Write that shit down. Take a piece of paper and plan out where each path could take you and the steps you need to take to get to each goal on the path. Seeing it all on paper will slow you down and help determine if what you're thinking is even an option.

2.    Talk to people


Talk it out, talk to your friends, your family, your advisor. Talk to anyone you can about your plan. You will hear other people's opinions and thoughts. They may have thought of a factor that you didn't. It will help you better understand your thoughts when you explain your tornado brain to someone else.

 3.    Be Open


This was REALLY hard for me. I talked to probably five different people about the change in life choices and heard both positive and negative thoughts.
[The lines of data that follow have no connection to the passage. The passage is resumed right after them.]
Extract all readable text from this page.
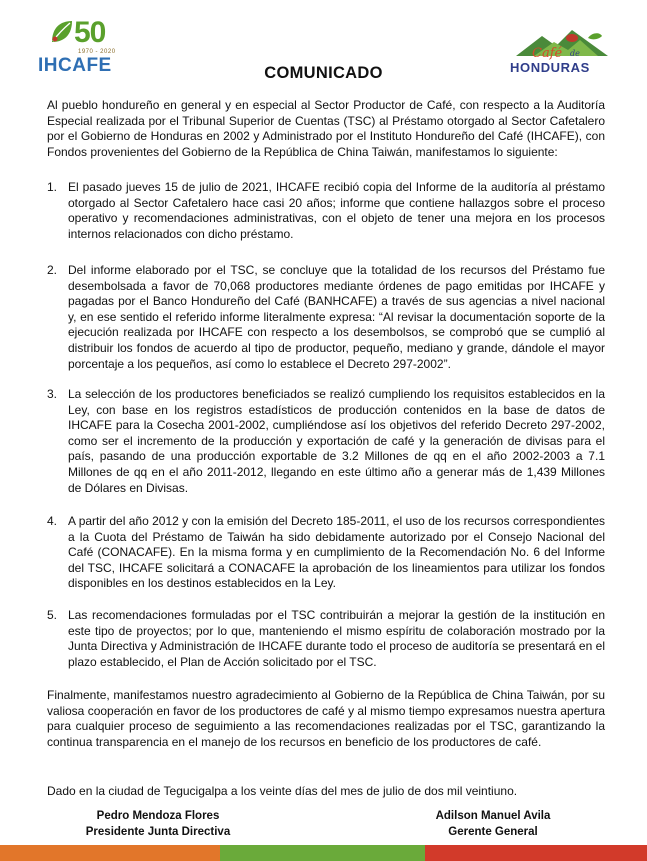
50
1970 - 2020
IHCAFE
Café de
HONDURAS
COMUNICADO

Al pueblo hondureño en general y en especial al Sector Productor de Café, con respecto a la Auditoría Especial realizada por el Tribunal Superior de Cuentas (TSC) al Préstamo otorgado al Sector Cafetalero por el Gobierno de Honduras en 2002 y Administrado por el Instituto Hondureño del Café (IHCAFE), con Fondos provenientes del Gobierno de la República de China Taiwán, manifestamos lo siguiente:

1. El pasado jueves 15 de julio de 2021, IHCAFE recibió copia del Informe de la auditoría al préstamo otorgado al Sector Cafetalero hace casi 20 años; informe que contiene hallazgos sobre el proceso operativo y recomendaciones administrativas, con el objeto de tener una mejora en los procesos internos relacionados con dicho préstamo.
2. Del informe elaborado por el TSC, se concluye que la totalidad de los recursos del Préstamo fue desembolsada a favor de 70,068 productores mediante órdenes de pago emitidas por IHCAFE y pagadas por el Banco Hondureño del Café (BANHCAFE) a través de sus agencias a nivel nacional y, en ese sentido el referido informe literalmente expresa: “Al revisar la documentación soporte de la ejecución realizada por IHCAFE con respecto a los desembolsos, se comprobó que se cumplió al distribuir los fondos de acuerdo al tipo de productor, pequeño, mediano y grande, dándole el mayor porcentaje a los pequeños, así como lo establece el Decreto 297-2002”.
3. La selección de los productores beneficiados se realizó cumpliendo los requisitos establecidos en la Ley, con base en los registros estadísticos de producción contenidos en la base de datos de IHCAFE para la Cosecha 2001-2002, cumpliéndose así los objetivos del referido Decreto 297-2002, como ser el incremento de la producción y exportación de café y la generación de divisas para el país, pasando de una producción exportable de 3.2 Millones de qq en el año 2002-2003 a 7.1 Millones de qq en el año 2011-2012, llegando en este último año a generar más de 1,439 Millones de Dólares en Divisas.
4. A partir del año 2012 y con la emisión del Decreto 185-2011, el uso de los recursos correspondientes a la Cuota del Préstamo de Taiwán ha sido debidamente autorizado por el Consejo Nacional del Café (CONACAFE). En la misma forma y en cumplimiento de la Recomendación No. 6 del Informe del TSC, IHCAFE solicitará a CONACAFE la aprobación de los lineamientos para utilizar los fondos disponibles en los destinos establecidos en la Ley.
5. Las recomendaciones formuladas por el TSC contribuirán a mejorar la gestión de la institución en este tipo de proyectos; por lo que, manteniendo el mismo espíritu de colaboración mostrado por la Junta Directiva y Administración de IHCAFE durante todo el proceso de auditoría se presentará en el plazo establecido, el Plan de Acción solicitado por el TSC.

Finalmente, manifestamos nuestro agradecimiento al Gobierno de la República de China Taiwán, por su valiosa cooperación en favor de los productores de café y al mismo tiempo expresamos nuestra apertura para cualquier proceso de seguimiento a las recomendaciones realizadas por el TSC, garantizando la continua transparencia en el manejo de los recursos en beneficio de los productores de café.

Dado en la ciudad de Tegucigalpa a los veinte días del mes de julio de dos mil veintiuno.

Pedro Mendoza Flores
Presidente Junta Directiva
Adilson Manuel Avila
Gerente General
It is important to be open and listen to the negative idea even if it seems like you're being attacked. It will make you think, are you really prepared for 4-8 more years of school (or whatever else it may be).
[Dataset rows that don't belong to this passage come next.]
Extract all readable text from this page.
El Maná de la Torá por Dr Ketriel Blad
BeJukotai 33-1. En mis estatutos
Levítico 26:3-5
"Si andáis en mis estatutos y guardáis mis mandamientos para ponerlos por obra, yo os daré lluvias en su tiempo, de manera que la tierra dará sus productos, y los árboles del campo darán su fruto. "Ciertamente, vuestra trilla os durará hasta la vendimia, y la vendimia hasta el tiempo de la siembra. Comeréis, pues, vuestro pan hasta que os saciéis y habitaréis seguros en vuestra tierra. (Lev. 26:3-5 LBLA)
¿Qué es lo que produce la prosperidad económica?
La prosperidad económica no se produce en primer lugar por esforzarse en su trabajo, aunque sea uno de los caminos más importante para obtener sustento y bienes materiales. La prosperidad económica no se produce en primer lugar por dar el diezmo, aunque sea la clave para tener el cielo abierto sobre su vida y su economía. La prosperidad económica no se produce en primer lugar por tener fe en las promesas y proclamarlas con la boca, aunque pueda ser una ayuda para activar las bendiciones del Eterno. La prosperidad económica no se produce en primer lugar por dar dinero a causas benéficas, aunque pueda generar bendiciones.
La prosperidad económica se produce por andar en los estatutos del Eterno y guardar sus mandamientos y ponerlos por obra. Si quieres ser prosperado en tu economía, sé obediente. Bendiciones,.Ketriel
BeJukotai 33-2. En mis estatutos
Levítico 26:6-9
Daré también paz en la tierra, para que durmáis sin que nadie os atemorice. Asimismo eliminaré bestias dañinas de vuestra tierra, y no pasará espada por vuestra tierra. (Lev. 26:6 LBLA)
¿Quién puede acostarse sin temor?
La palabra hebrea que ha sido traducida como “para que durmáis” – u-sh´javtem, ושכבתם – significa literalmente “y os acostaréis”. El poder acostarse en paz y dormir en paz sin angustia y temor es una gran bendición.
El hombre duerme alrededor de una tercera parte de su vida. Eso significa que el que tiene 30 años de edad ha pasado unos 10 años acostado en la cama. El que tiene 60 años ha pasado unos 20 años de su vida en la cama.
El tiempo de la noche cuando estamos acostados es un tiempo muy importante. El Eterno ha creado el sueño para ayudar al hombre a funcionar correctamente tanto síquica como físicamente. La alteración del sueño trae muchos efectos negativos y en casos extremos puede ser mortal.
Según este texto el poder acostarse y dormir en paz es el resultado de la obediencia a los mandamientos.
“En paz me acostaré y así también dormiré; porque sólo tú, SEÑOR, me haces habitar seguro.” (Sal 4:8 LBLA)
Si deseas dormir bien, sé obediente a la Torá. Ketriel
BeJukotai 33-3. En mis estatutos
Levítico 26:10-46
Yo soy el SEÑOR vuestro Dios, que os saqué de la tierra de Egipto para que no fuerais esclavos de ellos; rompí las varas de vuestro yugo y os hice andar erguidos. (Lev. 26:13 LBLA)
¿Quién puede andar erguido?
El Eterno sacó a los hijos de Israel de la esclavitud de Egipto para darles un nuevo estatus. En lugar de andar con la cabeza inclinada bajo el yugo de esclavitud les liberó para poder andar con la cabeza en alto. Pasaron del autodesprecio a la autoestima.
 4.    Breathe and Stress Relieve 


YES, this is 100% one of the biggest most stressful decision you have to make but it is also incredibly important that you are patient, and calm throughout the entire process. It is easier said than done, trust me but take five steps back, seven deep breaths and 20 minutes to relieve the built-up stress. Go to the gym, listen to music, paint, do whatever is going to put a smile on your face and calm you. Then come back to the problem with a clear head to think and process all the options.

5.    Don’t be afraid


It is literally terrifying when you feel lost, and unsure of what to do with your life. Especially if your family is super strict and you want to keep everyone happy. But REMEMBER it is YOUR life. YOUR future. You have to worry about what is the best option for you and what will make you happy in the long run. Even if it is harder and going to take longer. Be concerned about YOURSELF and not what anyone else thinks of you.

Quarter life crises are totally normal and not fun. Don't feel like you're alone or a failure for being unsure. It is good to explore all your options and be the happiest you can be. If that takes a little freak out and some stress so is it. Just use these steps to make the best of it.